Since then, scientists and music historians have long grappled with the cause of Beethoven’s deafness – and his death. And now, two centuries later, a team of researchers reporting in the journal Current Biology have partially fulfilled Beethoven's last wish in writing by analysing DNA pieced together from locks of his hair.

The conclusions of their research point towards several new findings, including Hepatitis B and an extramarital affair along Beethoven’s paternal lineage.

The great mystery behind Beethoven’s death

“Our primary goal was to shed light on Beethoven’s health problems, which famously include progressive hearing loss, beginning in his mid-to late-20s and eventually leading to him being functionally deaf by 1818,” said Johannes Krause from the Max Planck Institute for Evolutionary Anthropology in Leipzig, Germany - quoted in the press release from Current Biology.

Despite his hearing impairment, Beethoven produced 722 works, including 9 symphonies, 35 piano sonatas, and 16 string quartets over the course of his life. He continued to produce music even as he gradually lost his hearing and became completely deaf by age 40. Some of his greatest works – the 7th, 8th, and 9th symphonies – were composed in the later years of his life whilst battling abdominal cramps, digestive issues, chronic bronchitis, and muscle weakness. He died in Vienna on 27 March 1827 after a spell of pneumonia which aggravated his existent maladies.

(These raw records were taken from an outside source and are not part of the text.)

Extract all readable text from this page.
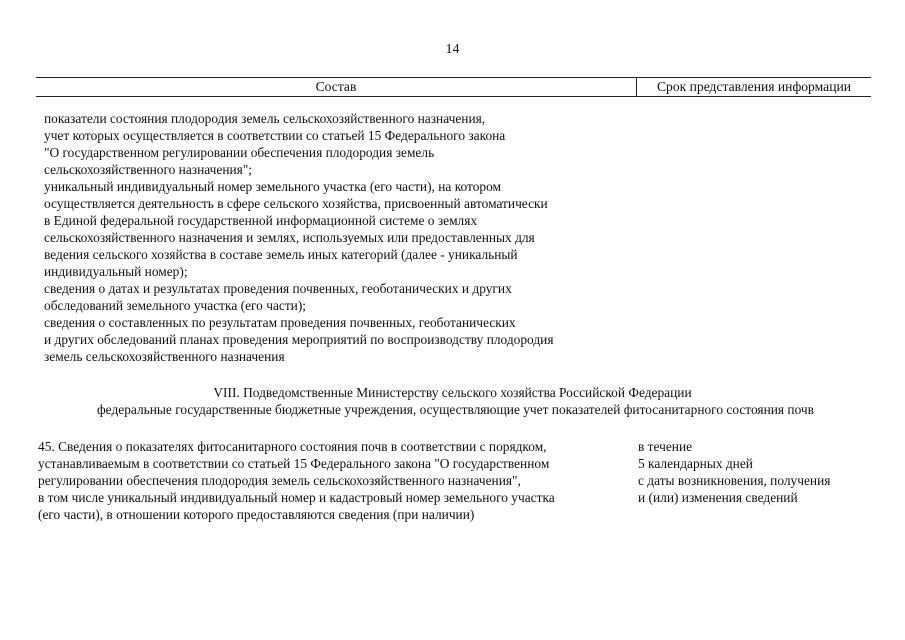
14
Состав	Срок представления информации
показатели состояния плодородия земель сельскохозяйственного назначения,
учет которых осуществляется в соответствии со статьей 15 Федерального закона
"О государственном регулировании обеспечения плодородия земель
сельскохозяйственного назначения";
уникальный индивидуальный номер земельного участка (его части), на котором
осуществляется деятельность в сфере сельского хозяйства, присвоенный автоматически
в Единой федеральной государственной информационной системе о землях
сельскохозяйственного назначения и землях, используемых или предоставленных для
ведения сельского хозяйства в составе земель иных категорий (далее - уникальный
индивидуальный номер);
сведения о датах и результатах проведения почвенных, геоботанических и других
обследований земельного участка (его части);
сведения о составленных по результатам проведения почвенных, геоботанических
и других обследований планах проведения мероприятий по воспроизводству плодородия
земель сельскохозяйственного назначения
VIII. Подведомственные Министерству сельского хозяйства Российской Федерации
федеральные государственные бюджетные учреждения, осуществляющие учет показателей фитосанитарного состояния почв
45. Сведения о показателях фитосанитарного состояния почв в соответствии с порядком,
устанавливаемым в соответствии со статьей 15 Федерального закона "О государственном
регулировании обеспечения плодородия земель сельскохозяйственного назначения",
в том числе уникальный индивидуальный номер и кадастровый номер земельного участка
(его части), в отношении которого предоставляются сведения (при наличии)
в течение
5 календарных дней
с даты возникновения, получения
и (или) изменения сведений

For the longest time, all his symptoms pointed modern scientists toward lead poisoning, which was however debunked in 2010, when researchers uncovered that a small piece of Beethoven’s skull had no more lead than the average person’s cranium.

Martin Meissner/ AP
Dr. Axel Schmidt, co author of the study from the Institute of Human Genetics at the University Hospital - Bonn, Germany - Martin Meissner/ AP

The new research published today (22 March) uncovered a different cause of death altogether.

The team led by researchers from Cambridge University independently sourced eight locks of hair attributed to Beethoven, five of which were deemed authentic and were then used to sequence Beethoven’s genome. The team relied on recent improvements in DNA analysis that have made whole-genome sequencing possible even from small quantities of historically preserved follicles.

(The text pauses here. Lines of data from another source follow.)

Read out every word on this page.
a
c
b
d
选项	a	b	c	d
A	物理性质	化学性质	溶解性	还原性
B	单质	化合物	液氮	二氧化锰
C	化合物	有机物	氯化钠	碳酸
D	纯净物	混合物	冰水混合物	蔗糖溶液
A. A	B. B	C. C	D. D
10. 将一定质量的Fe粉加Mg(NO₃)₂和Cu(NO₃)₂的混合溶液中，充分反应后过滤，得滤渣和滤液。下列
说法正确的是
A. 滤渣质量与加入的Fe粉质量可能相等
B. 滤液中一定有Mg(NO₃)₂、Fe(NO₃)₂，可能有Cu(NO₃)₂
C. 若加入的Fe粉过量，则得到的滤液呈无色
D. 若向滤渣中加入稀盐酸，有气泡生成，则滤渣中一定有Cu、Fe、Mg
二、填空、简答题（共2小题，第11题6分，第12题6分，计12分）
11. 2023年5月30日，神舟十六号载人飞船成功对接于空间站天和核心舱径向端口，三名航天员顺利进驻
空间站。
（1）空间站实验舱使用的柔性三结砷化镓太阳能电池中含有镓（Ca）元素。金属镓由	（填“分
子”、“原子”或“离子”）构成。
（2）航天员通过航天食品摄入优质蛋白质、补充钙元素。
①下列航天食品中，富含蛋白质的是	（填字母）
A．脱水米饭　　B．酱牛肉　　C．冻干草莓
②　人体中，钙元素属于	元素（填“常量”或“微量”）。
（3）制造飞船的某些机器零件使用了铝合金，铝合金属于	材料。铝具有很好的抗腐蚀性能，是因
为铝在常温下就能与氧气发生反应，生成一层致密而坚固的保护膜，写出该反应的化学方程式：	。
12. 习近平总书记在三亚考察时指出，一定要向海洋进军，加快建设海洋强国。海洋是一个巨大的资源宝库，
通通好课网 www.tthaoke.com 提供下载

The researchers noted that the DNA extracted from Beethoven’s hair is genetically similar to that of the inhabitants of present-day North Rhine-Westphalia, which matches the known facts about Beethoven’s German ancestry.

“We were unable to find a definitive cause for Beethoven’s deafness or gastrointestinal problems,” said Krause. “However, we did discover a number of significant genetic risk factors for liver disease. We also found evidence of an infection with Hepatitis B virus in at least the months before the composer’s final illness. Those likely contributed to his death,” Krause adds.

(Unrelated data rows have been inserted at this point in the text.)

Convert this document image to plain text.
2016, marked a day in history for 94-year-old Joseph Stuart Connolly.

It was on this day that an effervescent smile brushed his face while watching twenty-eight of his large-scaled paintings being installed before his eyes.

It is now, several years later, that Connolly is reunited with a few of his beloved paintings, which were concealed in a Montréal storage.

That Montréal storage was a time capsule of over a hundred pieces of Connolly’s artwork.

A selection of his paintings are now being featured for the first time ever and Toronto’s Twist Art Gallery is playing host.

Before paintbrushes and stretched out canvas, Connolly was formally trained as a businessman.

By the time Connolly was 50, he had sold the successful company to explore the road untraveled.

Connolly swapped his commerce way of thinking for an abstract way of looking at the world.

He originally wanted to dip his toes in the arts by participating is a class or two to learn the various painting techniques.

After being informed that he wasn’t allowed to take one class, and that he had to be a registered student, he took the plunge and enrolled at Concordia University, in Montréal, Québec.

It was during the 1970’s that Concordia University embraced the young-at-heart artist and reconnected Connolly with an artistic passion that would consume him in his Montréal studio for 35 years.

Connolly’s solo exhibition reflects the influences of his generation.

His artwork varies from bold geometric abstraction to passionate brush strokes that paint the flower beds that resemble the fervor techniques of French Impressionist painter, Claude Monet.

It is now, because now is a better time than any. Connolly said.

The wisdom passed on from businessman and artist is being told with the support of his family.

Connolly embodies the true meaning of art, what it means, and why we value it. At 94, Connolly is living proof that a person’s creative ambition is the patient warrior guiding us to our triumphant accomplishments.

A surprise for the researchers

Whilst sequencing Beethoven’s genome to uncover the cause of his death, the researchers were met with a surprise – as is often common in DNA studies.

It turns out that Beethoven’s Y chromosome doesn’t match any of the five modern-day relatives who carry the same last name and share a common ancestor with Beethoven’s paternal line as per genealogical records. This points towards an extramarital affair somewhere along the generations on Beethoven’s paternal side.

“This finding suggests an extrapair paternity event in his paternal line between the conception of Hendrik van Beethoven in Kampenhout, Belgium in c.1572 and the conception of Ludwig van Beethoven seven generations later in 1770, in Bonn, Germany,” says Tristan Begg, another researcher who is now at the University of Cambridge, UK.

The research team also noted how “this dataset additionally permits numerous future lines of scientific inquiry” such as when and how Beethoven contracted Hepatitis B and how he is related to his modern-day descendants.

However, the world of science has yet to fully fulfil Beethoven’s last wish to uncover the cause of his deafness. But they're making progress and the composer's request still hasn't fallen on deaf (scientific) ears.